6. The method as set forth in claim 3, wherein said step of controlling said voltage supply of said charging roller comprises a step of decreasing said voltage supply when said detected voltage is higher than said preset voltage.

7. An apparatus for controlling a charge voltage of an organic photoconductive (OPC) drum in an electrophotographic image forming device to be maintained uniformly at an optimum value, said apparatus comprising:

means for measuring a ground current flowing through a ground of said OPC drum;

means for storing preset current values and corresponding voltage related information;

means for comparing said measured ground current to said preset current values for reading out said corresponding voltage related information as a detected voltage;

means for comparing said detected voltage to a preset voltage; and

means for deriving an optimum voltage for charging said OPC drum based on [the] a result of comparing said detected voltage to said preset voltage.

8. The apparatus as set forth in claim 7, said apparatus further comprising:

a voltage supplier for generating said optimum voltage; and

a charging roller for charging said OPC drum according to said optimum voltage.

9. The apparatus as set forth in claim 7, wherein said means for measuring a ground current comprises a ground current detector.

10. The apparatus as set forth in claim 7, said apparatus comprising a microcomputer, said microcomputer comprising:

said means for storing preset current values and corresponding voltage related information;

said means for comparing said measured ground current to said preset current values; and

said means for comparing said detected voltage to said preset voltage.

11. The apparatus as set forth in claim 8, wherein said means for deriving said optimum voltage comprises a controller for controlling said voltage supplier according to said result of comparing said detected voltage to said preset voltage.

12. The apparatus as set forth in claim 11, wherein said controller decreases a voltage supply of said voltage supplier when said detected voltage is higher than said preset voltage.

13. The apparatus as set forth in claim 11, wherein said controller increases a voltage supply of said voltage supplier when said detected voltage is lower than said preset voltage.

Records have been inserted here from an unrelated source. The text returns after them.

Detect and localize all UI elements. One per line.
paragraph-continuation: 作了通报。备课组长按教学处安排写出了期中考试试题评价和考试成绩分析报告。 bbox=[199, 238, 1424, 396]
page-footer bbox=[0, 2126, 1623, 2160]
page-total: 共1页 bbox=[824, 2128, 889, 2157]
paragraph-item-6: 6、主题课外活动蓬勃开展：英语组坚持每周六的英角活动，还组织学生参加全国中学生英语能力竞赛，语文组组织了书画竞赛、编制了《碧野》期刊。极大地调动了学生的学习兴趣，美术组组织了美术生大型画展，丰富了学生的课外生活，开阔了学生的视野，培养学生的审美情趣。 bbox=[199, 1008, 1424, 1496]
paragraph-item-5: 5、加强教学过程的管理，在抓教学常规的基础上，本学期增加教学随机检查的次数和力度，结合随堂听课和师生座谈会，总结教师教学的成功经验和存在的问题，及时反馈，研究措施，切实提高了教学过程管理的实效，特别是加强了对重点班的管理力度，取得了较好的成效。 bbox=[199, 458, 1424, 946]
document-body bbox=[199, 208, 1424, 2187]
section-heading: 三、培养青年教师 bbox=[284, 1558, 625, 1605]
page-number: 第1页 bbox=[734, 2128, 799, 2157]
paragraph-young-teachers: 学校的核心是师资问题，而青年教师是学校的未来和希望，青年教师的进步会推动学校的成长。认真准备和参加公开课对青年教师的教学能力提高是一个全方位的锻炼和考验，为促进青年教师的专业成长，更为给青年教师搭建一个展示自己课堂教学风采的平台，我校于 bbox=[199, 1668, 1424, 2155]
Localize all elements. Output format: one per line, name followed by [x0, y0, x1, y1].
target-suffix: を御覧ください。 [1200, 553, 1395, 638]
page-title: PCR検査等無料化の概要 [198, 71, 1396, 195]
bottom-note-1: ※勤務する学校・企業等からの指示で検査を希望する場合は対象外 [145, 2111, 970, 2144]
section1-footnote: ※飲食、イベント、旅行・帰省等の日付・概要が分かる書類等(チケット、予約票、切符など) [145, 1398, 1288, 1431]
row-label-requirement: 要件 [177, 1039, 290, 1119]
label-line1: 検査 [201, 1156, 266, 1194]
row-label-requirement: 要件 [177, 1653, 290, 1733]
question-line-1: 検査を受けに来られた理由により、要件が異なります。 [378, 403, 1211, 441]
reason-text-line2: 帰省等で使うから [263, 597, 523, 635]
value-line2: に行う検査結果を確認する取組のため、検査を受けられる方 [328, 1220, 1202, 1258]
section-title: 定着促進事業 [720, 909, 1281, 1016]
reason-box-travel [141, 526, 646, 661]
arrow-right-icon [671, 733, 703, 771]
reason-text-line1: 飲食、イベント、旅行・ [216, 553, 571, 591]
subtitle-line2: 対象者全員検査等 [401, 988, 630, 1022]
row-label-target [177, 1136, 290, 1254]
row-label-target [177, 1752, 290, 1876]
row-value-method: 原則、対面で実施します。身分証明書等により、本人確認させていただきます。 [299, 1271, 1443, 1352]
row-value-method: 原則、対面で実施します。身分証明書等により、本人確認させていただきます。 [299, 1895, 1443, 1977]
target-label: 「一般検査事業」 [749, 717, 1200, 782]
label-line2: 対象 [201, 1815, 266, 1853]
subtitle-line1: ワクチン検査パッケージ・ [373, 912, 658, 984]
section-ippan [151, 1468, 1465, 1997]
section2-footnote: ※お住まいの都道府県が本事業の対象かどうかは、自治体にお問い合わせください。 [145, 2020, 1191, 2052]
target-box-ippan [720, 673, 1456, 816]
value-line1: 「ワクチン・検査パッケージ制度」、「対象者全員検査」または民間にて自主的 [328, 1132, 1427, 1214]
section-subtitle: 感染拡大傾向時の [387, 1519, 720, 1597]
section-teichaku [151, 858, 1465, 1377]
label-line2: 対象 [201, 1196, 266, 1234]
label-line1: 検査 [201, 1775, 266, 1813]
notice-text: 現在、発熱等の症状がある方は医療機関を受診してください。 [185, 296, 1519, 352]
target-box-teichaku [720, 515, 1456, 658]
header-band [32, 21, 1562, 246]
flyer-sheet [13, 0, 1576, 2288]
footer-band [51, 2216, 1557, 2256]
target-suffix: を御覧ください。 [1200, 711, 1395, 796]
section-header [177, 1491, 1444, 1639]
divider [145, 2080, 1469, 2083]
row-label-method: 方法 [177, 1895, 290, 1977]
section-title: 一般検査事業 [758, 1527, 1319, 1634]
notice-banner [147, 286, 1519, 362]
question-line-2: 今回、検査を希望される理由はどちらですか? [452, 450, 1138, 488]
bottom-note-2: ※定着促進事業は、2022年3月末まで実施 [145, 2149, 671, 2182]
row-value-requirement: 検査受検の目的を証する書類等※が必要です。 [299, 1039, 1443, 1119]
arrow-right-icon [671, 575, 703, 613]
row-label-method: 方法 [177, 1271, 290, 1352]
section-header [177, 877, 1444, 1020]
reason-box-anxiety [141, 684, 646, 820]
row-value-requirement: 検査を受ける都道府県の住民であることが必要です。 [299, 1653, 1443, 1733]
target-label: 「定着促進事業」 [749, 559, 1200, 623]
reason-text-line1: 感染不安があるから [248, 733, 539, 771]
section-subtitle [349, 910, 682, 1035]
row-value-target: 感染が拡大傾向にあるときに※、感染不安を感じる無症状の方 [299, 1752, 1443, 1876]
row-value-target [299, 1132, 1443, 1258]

14. A method for controlling a charge voltage of an organic photoconductive (OPC) drum in an electrophotographic image forming device to be maintained uniformly at an optimum charging potential, the method comprising steps of:

charging a peripheral surface of said OPC drum to a reference charging potential according to a preset voltage;

exposing said OPC drum to light from an exposing device to establish an electrostatic latent image on a portion of said peripheral surface of said OPC drum, said portion having an exposed potential greater than said reference charging potential;

generating a ground current corresponding to a difference between said reference charging potential and said exposed potential;

measuring said ground current corresponding to said difference between said reference charging potential and said exposed potential;

comparing said measured ground current to preset current values stored in a table;

deriving an optimum voltage for charging said OPC drum based on a result of said comparing step; and

charging said peripheral surface of said OPC drum to said optimum charging potential according to said optimum voltage.

15. The method as set forth in claim 14, wherein said step of deriving an optimum voltage comprises the steps of:

selecting from said table a detected voltage based on said result of said comparing step;

comparing said detected voltage with said preset voltage;

controlling a voltage supply of a charging roller based on a result of said step of comparing said detected voltage with said preset voltage; and

charging said OPC drum uniformly to said optimum charging potential by rotating said charging roller in contact with said OPC drum.

16. The method as set forth in claim 15, wherein said step of controlling said voltage supply of said charging roller comprises a step of increasing said voltage supply when said detected voltage is lower than said preset voltage.

17. The method as set forth in claim 15, wherein said step of controlling said voltage supply of said charging roller comprises a step of decreasing said voltage supply when said detected voltage is higher than said preset voltage.